TOXIN BY ROBIN COOK

“Be my guest,” Benton said. “There’s hose right over there against the wall.”

Willy went to get the hose while Bart opened the gate to the pen. Trying to be careful where he put his feet, Bart gave the cow a few swats on its rump. Reluctantly it rose to its feet and tottered.

Willy came back with the hose and squirted the cow until it looked relatively clean. Then he and Bart got behind the cow and coaxed it out of the pen. With added help from Benton they got the animal outside and into the van. Willy closed the truck’s back door.

“What’d ya got in there – about four head?” Benton asked.

“Yup,” Willy said. “All four dead this morning. There’s some kind of infection over at the Silverton Farm.”

“Criminy,” Benton said with alarm. He slapped a few wrinkled greenbacks into Bart’s palm. “Get them the hell off my spread.”

Bart and Willy both spat as they rounded their respective sides of the truck. The tired engine let out a belch of black smoke before propelling the vehicle out of the farm.

As was their habit Bart and Willy didn’t speak again until the truck reached the pavement of the county road. Bart accelerated and finally got the van into fourth gear.

“You thinkin’ what I’m thinkin’?” Bart asked.

“I imagine,” Willy said. “That Cow didn’t look half bad after we hosed her down. Hell, it looks a mite better’n that one we sold to the slaughterhouse last week.”

“And it can stand and even walk a little,” Bart said.

Willy glanced at his watch. “Just about the right time too.”

The 4-D men did not speak again until they pulled off the county road onto the track that ran around a low-slung, almost windowless, large commercial building. A billboard-sized sign said: HIGGINS AND HANCOCK. At the rear of the building was an empty stockyard that was a sea of trampled mud.

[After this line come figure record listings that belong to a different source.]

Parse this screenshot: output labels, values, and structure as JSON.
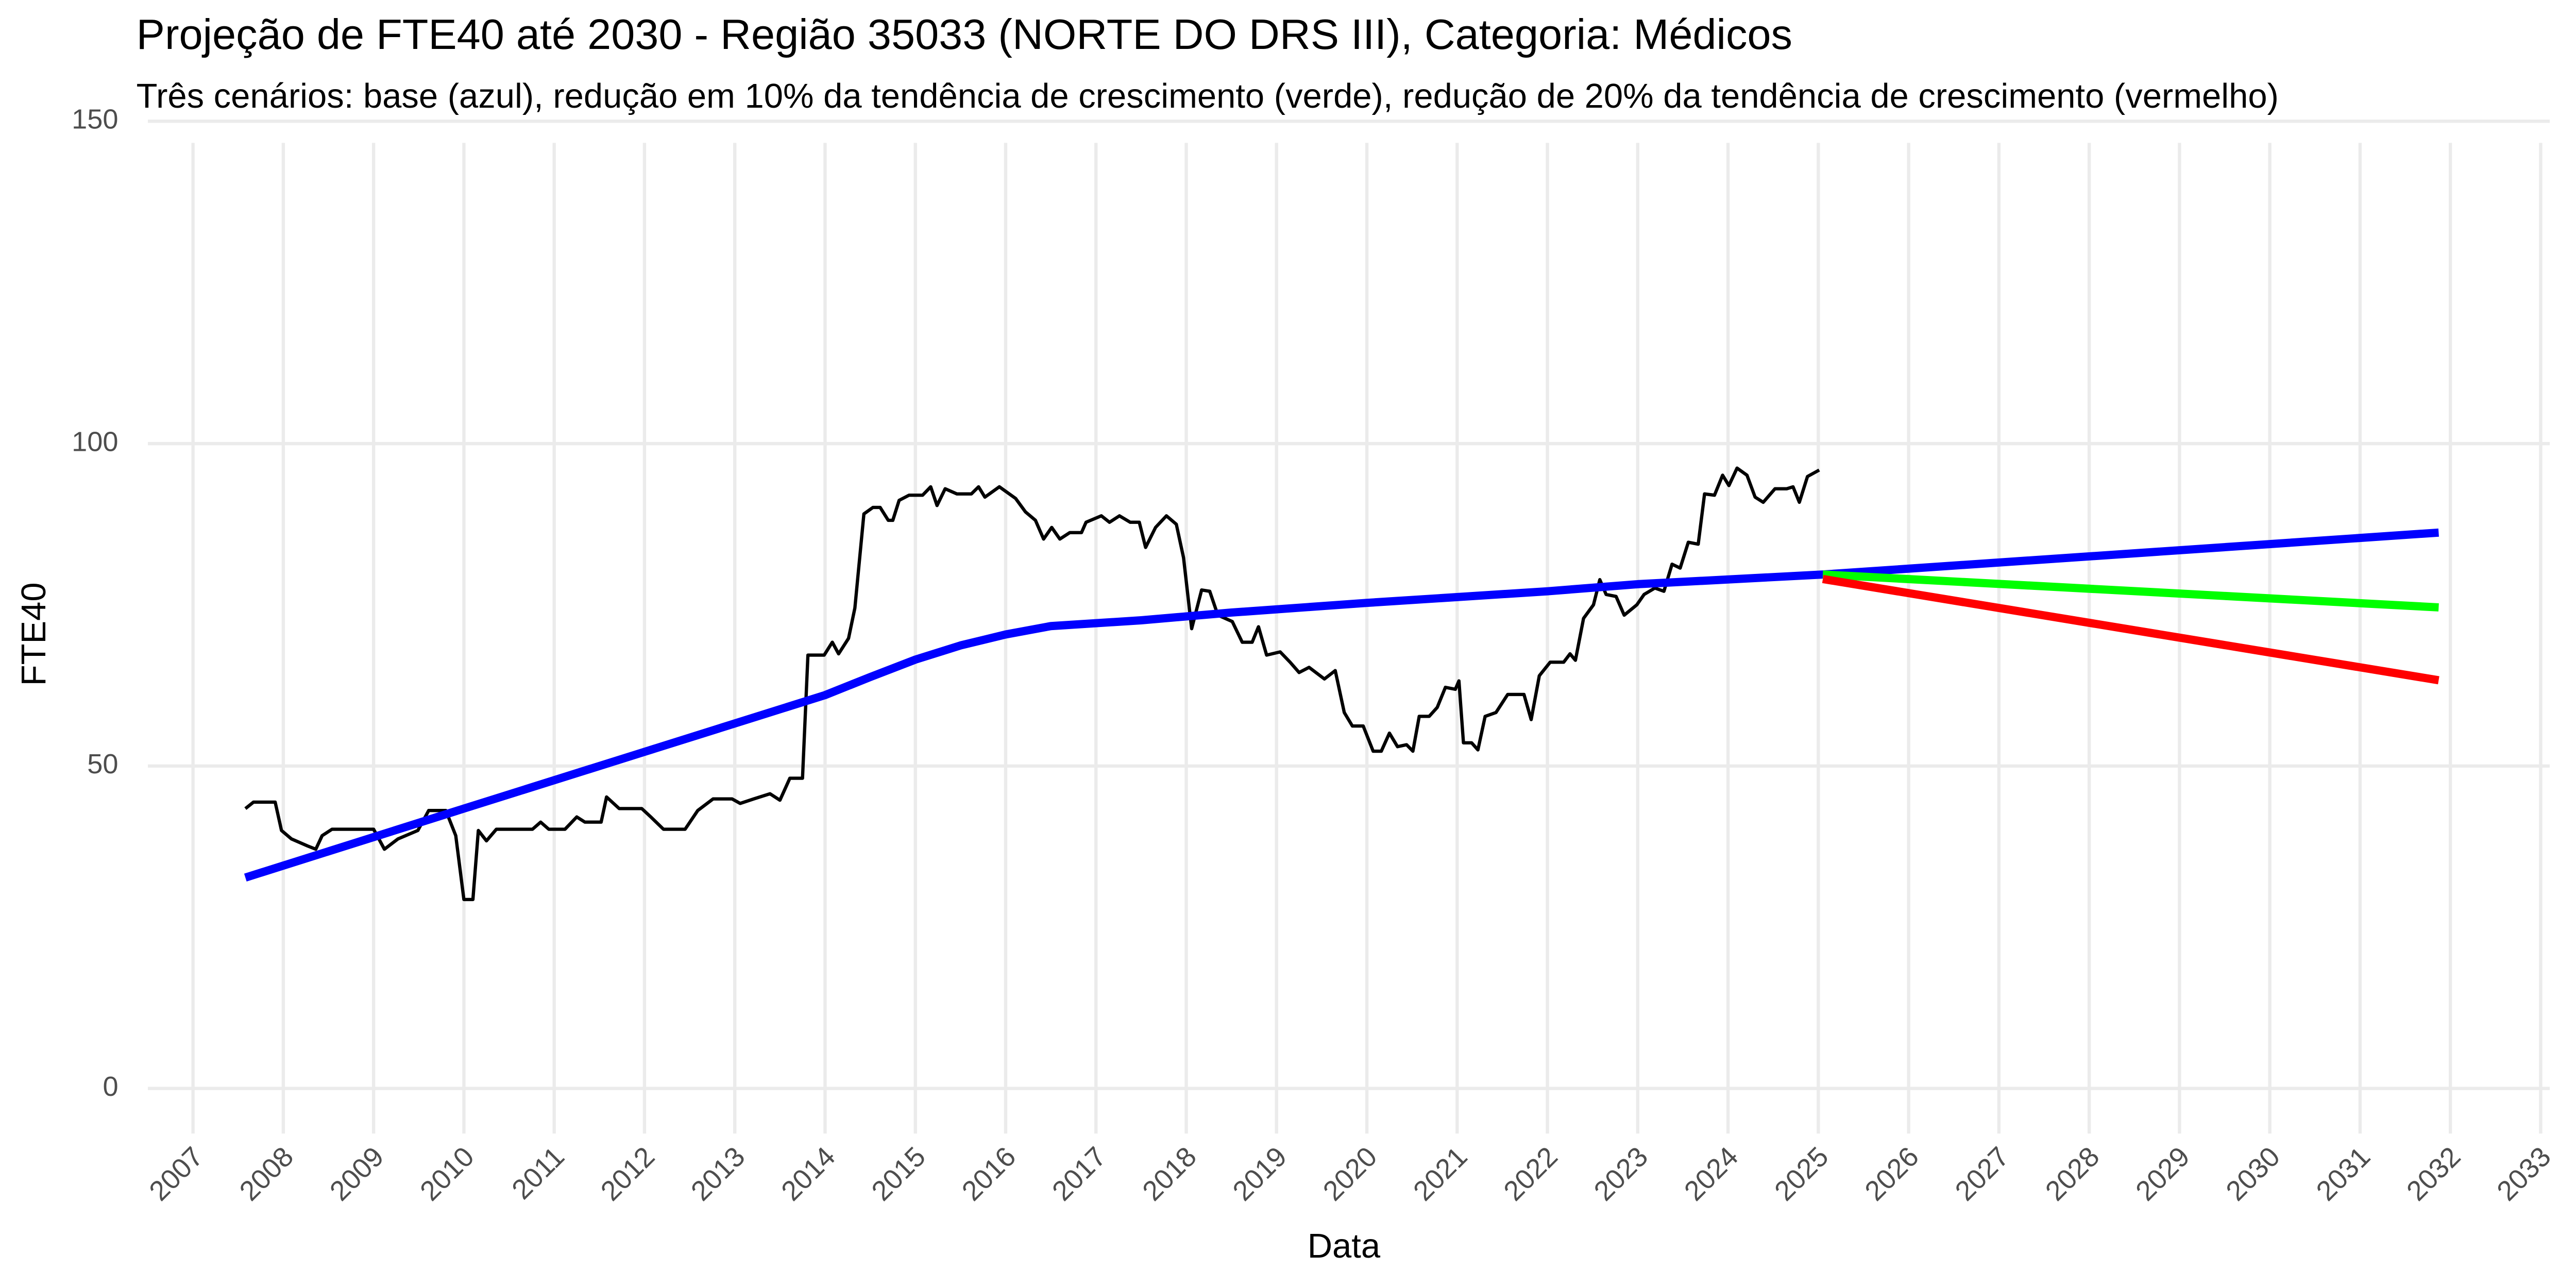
{
  "chart_data": {
    "type": "line",
    "title": "Projeção de FTE40 até 2030 - Região 35033 (NORTE DO DRS III), Categoria: Médicos",
    "subtitle": "Três cenários: base (azul), redução em 10% da tendência de crescimento (verde), redução de 20% da tendência de crescimento (vermelho)",
    "x_label": "Data",
    "y_label": "FTE40",
    "xlim": [
      2006.5,
      2033.1
    ],
    "ylim": [
      -7,
      153
    ],
    "xticks": [
      2007,
      2008,
      2009,
      2010,
      2011,
      2012,
      2013,
      2014,
      2015,
      2016,
      2017,
      2018,
      2019,
      2020,
      2021,
      2022,
      2023,
      2024,
      2025,
      2026,
      2027,
      2028,
      2029,
      2030,
      2031,
      2032,
      2033
    ],
    "yticks": [
      0,
      50,
      100,
      150
    ],
    "grid": true,
    "series": [
      {
        "color": "#000000",
        "x": [
          2007.58,
          2007.67,
          2007.91,
          2007.98,
          2008.09,
          2008.27,
          2008.36,
          2008.43,
          2008.54,
          2009.0,
          2009.12,
          2009.27,
          2009.49,
          2009.61,
          2009.8,
          2009.91,
          2010.0,
          2010.1,
          2010.16,
          2010.25,
          2010.36,
          2010.76,
          2010.85,
          2010.94,
          2011.12,
          2011.25,
          2011.34,
          2011.52,
          2011.58,
          2011.72,
          2011.97,
          2012.07,
          2012.21,
          2012.45,
          2012.59,
          2012.76,
          2012.97,
          2013.06,
          2013.21,
          2013.39,
          2013.5,
          2013.61,
          2013.75,
          2013.81,
          2013.99,
          2014.08,
          2014.15,
          2014.26,
          2014.33,
          2014.43,
          2014.53,
          2014.61,
          2014.7,
          2014.75,
          2014.82,
          2014.93,
          2015.08,
          2015.17,
          2015.24,
          2015.33,
          2015.46,
          2015.62,
          2015.7,
          2015.77,
          2015.93,
          2016.11,
          2016.22,
          2016.33,
          2016.42,
          2016.51,
          2016.6,
          2016.71,
          2016.84,
          2016.89,
          2017.06,
          2017.15,
          2017.26,
          2017.38,
          2017.48,
          2017.55,
          2017.66,
          2017.78,
          2017.89,
          2017.97,
          2018.06,
          2018.17,
          2018.26,
          2018.35,
          2018.51,
          2018.62,
          2018.73,
          2018.8,
          2018.89,
          2019.04,
          2019.15,
          2019.25,
          2019.36,
          2019.53,
          2019.65,
          2019.75,
          2019.84,
          2019.96,
          2020.07,
          2020.16,
          2020.25,
          2020.34,
          2020.44,
          2020.51,
          2020.58,
          2020.69,
          2020.78,
          2020.87,
          2020.98,
          2021.02,
          2021.07,
          2021.16,
          2021.23,
          2021.31,
          2021.43,
          2021.56,
          2021.74,
          2021.82,
          2021.91,
          2022.03,
          2022.18,
          2022.25,
          2022.31,
          2022.4,
          2022.51,
          2022.58,
          2022.65,
          2022.76,
          2022.85,
          2022.99,
          2023.07,
          2023.19,
          2023.29,
          2023.38,
          2023.47,
          2023.56,
          2023.67,
          2023.74,
          2023.85,
          2023.94,
          2024.01,
          2024.1,
          2024.21,
          2024.3,
          2024.39,
          2024.52,
          2024.65,
          2024.72,
          2024.79,
          2024.88,
          2025.01
        ],
        "values": [
          43.4,
          44.4,
          44.4,
          40.0,
          38.7,
          37.6,
          37.1,
          39.2,
          40.2,
          40.2,
          37.1,
          38.7,
          40.0,
          43.1,
          43.1,
          39.2,
          29.3,
          29.3,
          40.0,
          38.4,
          40.2,
          40.2,
          41.3,
          40.2,
          40.2,
          42.1,
          41.3,
          41.3,
          45.2,
          43.4,
          43.4,
          42.1,
          40.2,
          40.2,
          43.1,
          44.9,
          44.9,
          44.2,
          44.9,
          45.7,
          44.7,
          48.1,
          48.1,
          67.2,
          67.2,
          69.2,
          67.4,
          69.8,
          74.5,
          89.1,
          90.1,
          90.1,
          88.1,
          88.1,
          91.2,
          92.0,
          92.0,
          93.3,
          90.4,
          93.0,
          92.2,
          92.2,
          93.3,
          91.7,
          93.3,
          91.5,
          89.4,
          88.1,
          85.2,
          87.0,
          85.2,
          86.2,
          86.2,
          87.8,
          88.8,
          87.8,
          88.8,
          87.8,
          87.8,
          83.9,
          87.0,
          88.8,
          87.5,
          82.3,
          71.3,
          77.3,
          77.1,
          73.4,
          72.4,
          69.2,
          69.2,
          71.6,
          67.2,
          67.7,
          66.1,
          64.5,
          65.3,
          63.5,
          64.8,
          58.3,
          56.2,
          56.2,
          52.3,
          52.3,
          55.1,
          53.0,
          53.3,
          52.3,
          57.7,
          57.7,
          59.1,
          62.2,
          61.9,
          63.2,
          53.6,
          53.6,
          52.5,
          57.7,
          58.3,
          61.1,
          61.1,
          57.2,
          64.0,
          66.1,
          66.1,
          67.4,
          66.4,
          72.9,
          75.0,
          78.9,
          76.6,
          76.3,
          73.4,
          75.0,
          76.6,
          77.6,
          77.1,
          81.3,
          80.7,
          84.7,
          84.4,
          92.2,
          92.0,
          95.1,
          93.5,
          96.2,
          95.1,
          91.7,
          90.9,
          93.0,
          93.0,
          93.3,
          90.9,
          94.9,
          95.9
        ]
      },
      {
        "color": "#0000ff",
        "x": [
          2007.58,
          2010.0,
          2012.0,
          2014.0,
          2014.5,
          2015.0,
          2015.5,
          2016.0,
          2016.5,
          2017.5,
          2018.5,
          2020.0,
          2022.0,
          2023.0,
          2025.05,
          2031.87
        ],
        "values": [
          32.7,
          43.4,
          52.2,
          61.0,
          63.8,
          66.5,
          68.7,
          70.4,
          71.7,
          72.6,
          73.8,
          75.3,
          77.1,
          78.2,
          79.7,
          86.2
        ]
      },
      {
        "color": "#00ff00",
        "x": [
          2025.05,
          2031.87
        ],
        "values": [
          79.7,
          74.6
        ]
      },
      {
        "color": "#ff0000",
        "x": [
          2025.05,
          2031.87
        ],
        "values": [
          79.0,
          63.3
        ]
      }
    ]
  }
}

“You wait here’ Bart said, as he pulled to a stop near the chute that lead from the stockyard into the factory.

Bart got out of the van and disappeared down the chute. Willy got out and leaned up against the van’s rear door. Five minutes later Bart reappeared with two burly men dressed in bloodstained long white coats, yellow plastic construction helmets, and yellow mid-calf rubber boots. Both sported a nametag. The heavier man’s nametag said: JED STREET, SUPERVISOR. The other man’s said: SALVATORE MORANO, QUALITY CONTROL. Jed had a clipboard.

Bart gestured to Willy, and Willy unlatched the van’s rear door and opened it. Salvatore and Jed covered their noses and peered inside. The sick cow raised its head.

Jed turned to Bart. “Can the animal stand?”

“Sure can. She can even walk a little.”

Jed looked at Salvatore. “What do you think, Sal?”

“Where’s the SME inspector?” Salvatore asked.

“Where do you think?” Jed said. “He’s in the locker room, where he goes as soon as he thinks the last animal has come through.”

Salvatore lifted the tail of his white coat to get at a two-way radio attached to his belt. He switched it on and held it up to his lips. “Gary, did that last combo bin that’s going to Mercer Meats get filled?”

The answer came back accompanied by static: “Almost.”

“Okay,” Salvatore said into the radio. “We’re sending in one more animal. That will more than do it.”

Salvatore switched off his radio and looked at Jed. “Let’s do it.”

Jed nodded and turned to Bart. “Looks like you got a deal, but as I said, we’ll only pay fifty bucks.”

Bart nodded. “Fifty bucks is okay.”

While Bart and Willy climbed into the back of the van, Salvatore walked back down the chute. From his pocket he pulled out a couple of earplugs that he put in his ears. As he entered the slaughterhouse, his mind was no longer concerned about the sick cow. He was concerned about the myriad forms he still had to fill out before he could think of going home,

With his earplugs in place, Salvatore wasn’t troubled by the noise as he traversed the kill-floor area of the slaughterhouse. He approached Mark Watson, the line supervisor, and got his attention.